Although it’s not spelled out in the Constitution, the Supreme Court has historically interpreted several amendments to imply a “right to privacy,” most famously in the case of Roe v. Wade. By grounding the Roe decision in the 14th amendment’s Due Process clause, the Supreme Court effectively wrapped a right to privacy around the female body and its capacity for pregnancy. 

Over the 50 years following Roe, the internet came along, and then the electronic medical record and the HIE. Alongside this growing connectivity and portability, the federal government enacted a series of laws to protect health information, including the Privacy Act of 1974 and parts of the Health Information Portability and Accountability Act (HIPAA) of 1996. But HIPAA is not primarily a privacy law; its main purpose is to facilitate the transfer of health records for medical and billing purposes. Many patients don’t realize that under HIPAA, doctors are permitted (though not always required) to share health information with other entities, including insurance companies, health authorities, and law enforcement. 

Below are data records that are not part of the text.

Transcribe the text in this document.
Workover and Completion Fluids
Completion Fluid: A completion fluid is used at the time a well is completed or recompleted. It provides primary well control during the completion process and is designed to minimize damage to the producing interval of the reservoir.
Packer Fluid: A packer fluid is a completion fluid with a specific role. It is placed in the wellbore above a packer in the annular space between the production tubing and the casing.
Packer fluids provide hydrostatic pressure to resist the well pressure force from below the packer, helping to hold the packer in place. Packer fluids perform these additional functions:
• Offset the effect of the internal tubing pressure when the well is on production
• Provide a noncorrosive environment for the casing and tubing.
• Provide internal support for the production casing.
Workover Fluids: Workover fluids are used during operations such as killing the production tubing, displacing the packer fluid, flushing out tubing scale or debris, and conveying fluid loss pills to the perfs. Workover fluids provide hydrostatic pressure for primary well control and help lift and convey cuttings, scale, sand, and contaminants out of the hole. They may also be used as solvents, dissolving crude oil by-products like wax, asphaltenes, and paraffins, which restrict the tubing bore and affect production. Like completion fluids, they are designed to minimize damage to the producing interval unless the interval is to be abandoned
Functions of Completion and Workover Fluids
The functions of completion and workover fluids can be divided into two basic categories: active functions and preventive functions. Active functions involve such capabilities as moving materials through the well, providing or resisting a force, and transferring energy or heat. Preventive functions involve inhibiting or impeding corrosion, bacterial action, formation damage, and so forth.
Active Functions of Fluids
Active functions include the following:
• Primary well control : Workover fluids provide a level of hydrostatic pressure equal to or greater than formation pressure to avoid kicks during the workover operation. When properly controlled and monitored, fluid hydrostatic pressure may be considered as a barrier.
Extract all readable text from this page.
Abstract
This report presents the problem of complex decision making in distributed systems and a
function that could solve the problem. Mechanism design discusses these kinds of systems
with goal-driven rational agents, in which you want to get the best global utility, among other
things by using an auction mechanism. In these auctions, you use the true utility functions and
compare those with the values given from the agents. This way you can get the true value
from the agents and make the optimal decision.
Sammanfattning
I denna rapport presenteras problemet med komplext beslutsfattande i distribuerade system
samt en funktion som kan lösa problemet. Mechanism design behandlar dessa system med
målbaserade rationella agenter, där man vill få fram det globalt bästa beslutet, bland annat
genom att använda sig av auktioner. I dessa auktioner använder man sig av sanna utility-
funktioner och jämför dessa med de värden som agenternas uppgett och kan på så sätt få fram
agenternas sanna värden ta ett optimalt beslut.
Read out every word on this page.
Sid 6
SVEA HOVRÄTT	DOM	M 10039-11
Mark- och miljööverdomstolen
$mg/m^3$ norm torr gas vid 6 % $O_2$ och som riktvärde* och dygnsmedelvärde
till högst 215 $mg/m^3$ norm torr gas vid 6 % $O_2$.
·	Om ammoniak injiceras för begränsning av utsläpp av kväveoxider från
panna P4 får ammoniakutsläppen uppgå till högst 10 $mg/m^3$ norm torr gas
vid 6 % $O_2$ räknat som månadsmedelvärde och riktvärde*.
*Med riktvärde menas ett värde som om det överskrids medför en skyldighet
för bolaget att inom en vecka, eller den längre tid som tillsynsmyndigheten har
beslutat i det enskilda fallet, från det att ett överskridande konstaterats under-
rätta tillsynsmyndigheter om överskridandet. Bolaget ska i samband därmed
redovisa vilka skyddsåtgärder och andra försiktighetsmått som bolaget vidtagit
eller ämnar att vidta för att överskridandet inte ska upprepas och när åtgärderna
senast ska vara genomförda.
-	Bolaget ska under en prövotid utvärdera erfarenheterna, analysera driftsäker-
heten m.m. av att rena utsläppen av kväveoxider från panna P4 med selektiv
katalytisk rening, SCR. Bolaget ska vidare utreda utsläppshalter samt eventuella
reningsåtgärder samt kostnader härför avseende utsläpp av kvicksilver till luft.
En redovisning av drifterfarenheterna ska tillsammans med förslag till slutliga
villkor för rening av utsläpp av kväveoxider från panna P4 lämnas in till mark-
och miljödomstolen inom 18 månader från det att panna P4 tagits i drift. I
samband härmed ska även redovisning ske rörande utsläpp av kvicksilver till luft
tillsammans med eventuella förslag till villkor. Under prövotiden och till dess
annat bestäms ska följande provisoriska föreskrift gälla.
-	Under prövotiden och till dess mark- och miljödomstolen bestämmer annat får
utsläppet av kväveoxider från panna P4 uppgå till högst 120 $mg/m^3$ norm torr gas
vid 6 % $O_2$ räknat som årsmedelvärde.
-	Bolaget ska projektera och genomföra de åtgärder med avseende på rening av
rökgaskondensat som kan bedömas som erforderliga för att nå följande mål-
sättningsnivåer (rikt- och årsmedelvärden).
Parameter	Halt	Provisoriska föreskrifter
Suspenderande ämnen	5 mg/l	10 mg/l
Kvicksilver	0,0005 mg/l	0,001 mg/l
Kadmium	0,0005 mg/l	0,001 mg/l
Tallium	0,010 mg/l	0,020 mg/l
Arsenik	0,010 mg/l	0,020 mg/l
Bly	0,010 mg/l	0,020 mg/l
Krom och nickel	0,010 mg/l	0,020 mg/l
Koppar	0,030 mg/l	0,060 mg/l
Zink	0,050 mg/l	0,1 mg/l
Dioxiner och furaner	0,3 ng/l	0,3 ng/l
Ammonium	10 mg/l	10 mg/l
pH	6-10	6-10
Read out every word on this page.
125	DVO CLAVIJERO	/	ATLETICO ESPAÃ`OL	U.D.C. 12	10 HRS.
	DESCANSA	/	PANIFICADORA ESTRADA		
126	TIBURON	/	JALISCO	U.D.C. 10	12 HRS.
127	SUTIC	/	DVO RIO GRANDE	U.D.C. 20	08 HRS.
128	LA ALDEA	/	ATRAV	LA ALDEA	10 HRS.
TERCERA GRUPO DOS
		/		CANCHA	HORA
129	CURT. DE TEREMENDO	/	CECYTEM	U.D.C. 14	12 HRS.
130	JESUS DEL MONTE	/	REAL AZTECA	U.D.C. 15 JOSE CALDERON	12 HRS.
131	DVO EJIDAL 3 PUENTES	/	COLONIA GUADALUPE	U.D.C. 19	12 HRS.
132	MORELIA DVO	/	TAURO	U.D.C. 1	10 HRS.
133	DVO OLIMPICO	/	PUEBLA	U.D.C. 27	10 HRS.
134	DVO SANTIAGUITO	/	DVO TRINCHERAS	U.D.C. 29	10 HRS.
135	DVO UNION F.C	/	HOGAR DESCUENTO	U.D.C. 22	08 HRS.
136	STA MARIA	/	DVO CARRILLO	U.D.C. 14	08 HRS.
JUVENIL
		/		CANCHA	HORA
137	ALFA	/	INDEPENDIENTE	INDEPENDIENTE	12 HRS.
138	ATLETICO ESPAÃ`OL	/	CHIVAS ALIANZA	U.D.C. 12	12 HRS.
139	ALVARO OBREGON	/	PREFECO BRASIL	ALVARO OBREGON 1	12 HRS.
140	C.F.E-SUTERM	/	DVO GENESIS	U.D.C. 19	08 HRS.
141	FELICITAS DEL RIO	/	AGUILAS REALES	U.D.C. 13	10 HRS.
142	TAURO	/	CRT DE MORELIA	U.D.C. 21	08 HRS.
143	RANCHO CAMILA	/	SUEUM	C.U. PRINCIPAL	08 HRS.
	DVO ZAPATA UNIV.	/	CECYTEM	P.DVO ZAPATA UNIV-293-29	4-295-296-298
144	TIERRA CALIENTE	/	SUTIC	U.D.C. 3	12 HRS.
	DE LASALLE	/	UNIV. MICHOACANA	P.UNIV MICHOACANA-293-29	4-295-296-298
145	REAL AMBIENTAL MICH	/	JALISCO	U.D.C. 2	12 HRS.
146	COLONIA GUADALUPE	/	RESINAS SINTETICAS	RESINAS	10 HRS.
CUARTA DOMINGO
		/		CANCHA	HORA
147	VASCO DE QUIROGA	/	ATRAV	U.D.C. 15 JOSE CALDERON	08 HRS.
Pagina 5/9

HIPAA does include some privacy provisions to protect “sensitive” information. Certain substance use treatment records, for example, are visible only to designated providers. Law enforcement is prohibited from accessing those records without a court order or written consent. Access to abortion records can be similarly restricted, but with a technical catch: These restrictions apply only to certain data, called “visit-specific” information, such as the text of the doctor’s note. Other data, called “patient-level” information—including ultrasound images, consent forms, and medications—remain discoverable. If, for example, a patient travels to California and is prescribed mifepristone and misoprostol—the standard regimen for medication abortion—those medications will appear in her record back in her home state. Any reasonable person can assume what happened at that visit, even without reading the note.